Muscle Graft (Gracilis)
In cases of long-term paralysis, nerve grafts and transfers don't work. When that happens, a muscle graft may help restore your smile.
For a muscle graft, we transplant a small piece of the gracilis muscle to your face. It comes from your thigh. It replaces the action of paralyzed face muscle.
We connect the muscle graft to a nerve in your face. We either connect it to a nerve on the affected side of your face or to one on the opposite side. In some cases, it makes sense to connect it to both. Depending on your specific issues and goals, you may need more than one surgery for a successful muscle graft.
It takes time for you to heal and connections to grow. Physical therapy can help you have a better outcome.
Temporalis Tendon Transfer
This procedure connects a tendon in your jaw to the corner of your mouth. This creates a smile when you clench your jaw. With this procedure, you'll see results immediately. You don't need to wait for nerves to grow. But you'll need some training and practice to get your face movement to look more natural.
Injections: Botox & Filler
We can use Botox to decrease movement in some parts of your face. This can help if you have twitching or uneven movement. It makes your overall face movement look more natural.
You may lose some face volume in during your paralysis. It may look thinner on one side. Facial filler adds more volume to your face. Filler can make your face look more symmetrical. Increased volume can also help you hold food and liquids in your mouth.
Our physical therapist specializes in facial retraining after paralysis. Along with other treatments, physical therapy helps get the way your face moves to look normal and natural.

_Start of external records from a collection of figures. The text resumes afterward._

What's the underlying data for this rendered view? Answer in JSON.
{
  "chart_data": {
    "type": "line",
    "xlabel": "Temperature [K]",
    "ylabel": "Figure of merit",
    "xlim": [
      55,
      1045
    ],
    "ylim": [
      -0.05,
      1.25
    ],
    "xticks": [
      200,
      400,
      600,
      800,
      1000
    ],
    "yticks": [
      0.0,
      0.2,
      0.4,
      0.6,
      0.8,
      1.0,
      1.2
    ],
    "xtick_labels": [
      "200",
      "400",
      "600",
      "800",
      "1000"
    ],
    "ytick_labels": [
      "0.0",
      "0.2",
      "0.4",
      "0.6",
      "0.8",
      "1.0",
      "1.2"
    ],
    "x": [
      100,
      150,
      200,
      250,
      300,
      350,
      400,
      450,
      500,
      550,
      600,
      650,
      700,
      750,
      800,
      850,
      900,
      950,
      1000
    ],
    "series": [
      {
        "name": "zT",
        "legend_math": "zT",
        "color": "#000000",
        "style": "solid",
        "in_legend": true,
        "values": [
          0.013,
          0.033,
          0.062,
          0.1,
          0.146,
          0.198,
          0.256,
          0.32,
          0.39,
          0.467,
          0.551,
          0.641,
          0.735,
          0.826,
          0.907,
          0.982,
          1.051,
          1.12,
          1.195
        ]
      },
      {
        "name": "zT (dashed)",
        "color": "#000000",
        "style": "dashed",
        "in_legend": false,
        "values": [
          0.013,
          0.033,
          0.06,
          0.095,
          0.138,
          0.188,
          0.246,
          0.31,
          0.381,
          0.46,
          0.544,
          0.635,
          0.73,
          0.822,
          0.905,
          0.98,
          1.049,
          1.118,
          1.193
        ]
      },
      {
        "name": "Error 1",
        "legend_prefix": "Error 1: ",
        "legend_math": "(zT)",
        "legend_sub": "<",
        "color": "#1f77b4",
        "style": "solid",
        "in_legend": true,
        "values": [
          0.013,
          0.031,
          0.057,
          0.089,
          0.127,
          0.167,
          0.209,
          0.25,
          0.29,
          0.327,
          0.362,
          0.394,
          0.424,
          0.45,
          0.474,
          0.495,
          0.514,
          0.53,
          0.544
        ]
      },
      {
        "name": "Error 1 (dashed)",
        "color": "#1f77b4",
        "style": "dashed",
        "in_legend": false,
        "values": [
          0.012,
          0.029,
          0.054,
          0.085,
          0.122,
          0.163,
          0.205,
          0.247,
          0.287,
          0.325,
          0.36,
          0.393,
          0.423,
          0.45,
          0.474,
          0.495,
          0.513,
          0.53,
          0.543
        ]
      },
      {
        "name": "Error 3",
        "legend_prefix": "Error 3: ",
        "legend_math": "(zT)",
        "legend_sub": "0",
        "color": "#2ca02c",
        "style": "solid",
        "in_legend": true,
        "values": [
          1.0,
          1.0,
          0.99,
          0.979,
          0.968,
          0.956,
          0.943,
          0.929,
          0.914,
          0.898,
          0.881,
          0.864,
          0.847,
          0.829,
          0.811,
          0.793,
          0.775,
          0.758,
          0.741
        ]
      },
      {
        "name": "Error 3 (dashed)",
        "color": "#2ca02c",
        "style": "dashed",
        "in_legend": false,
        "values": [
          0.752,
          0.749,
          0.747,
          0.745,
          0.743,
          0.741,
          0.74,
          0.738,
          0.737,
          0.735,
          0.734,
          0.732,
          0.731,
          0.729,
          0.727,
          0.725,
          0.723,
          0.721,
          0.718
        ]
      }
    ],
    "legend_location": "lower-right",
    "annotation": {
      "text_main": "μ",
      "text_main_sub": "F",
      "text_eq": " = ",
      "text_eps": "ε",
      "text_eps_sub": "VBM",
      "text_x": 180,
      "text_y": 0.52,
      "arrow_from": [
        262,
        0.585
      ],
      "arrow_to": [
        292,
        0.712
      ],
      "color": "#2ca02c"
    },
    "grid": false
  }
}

Selective neurectomy is a surgery that helps with Bell’s palsy or synkinesis (involuntary twitching and spasms). A neurectomy cuts nerves in your face that cause unwanted, involuntary movement. It helps your face movement look more natural and intentional. It also reduces spasming or tightness in your face.
Static procedures, like brow lift, eyelid weight placement, lower lid lift, facial suspension, or nasal suspension, don't return movement to your face. Instead, they help return your facial symmetry. These can improve facial movements like:
- Closing your eye
- Breathing through your nose
- Eating without drooling
After Facial Reanimation
Your recovery and next steps depend on the procedures used. Some procedures, like injections, can be done in the office. You might have a quick procedure and go home the same day. Longer procedures might require a stay in the hospital.
You might not see results right away. It takes time for nerves to regrow and motion to return. We'll work closely with you during recovery to get you the best results we can.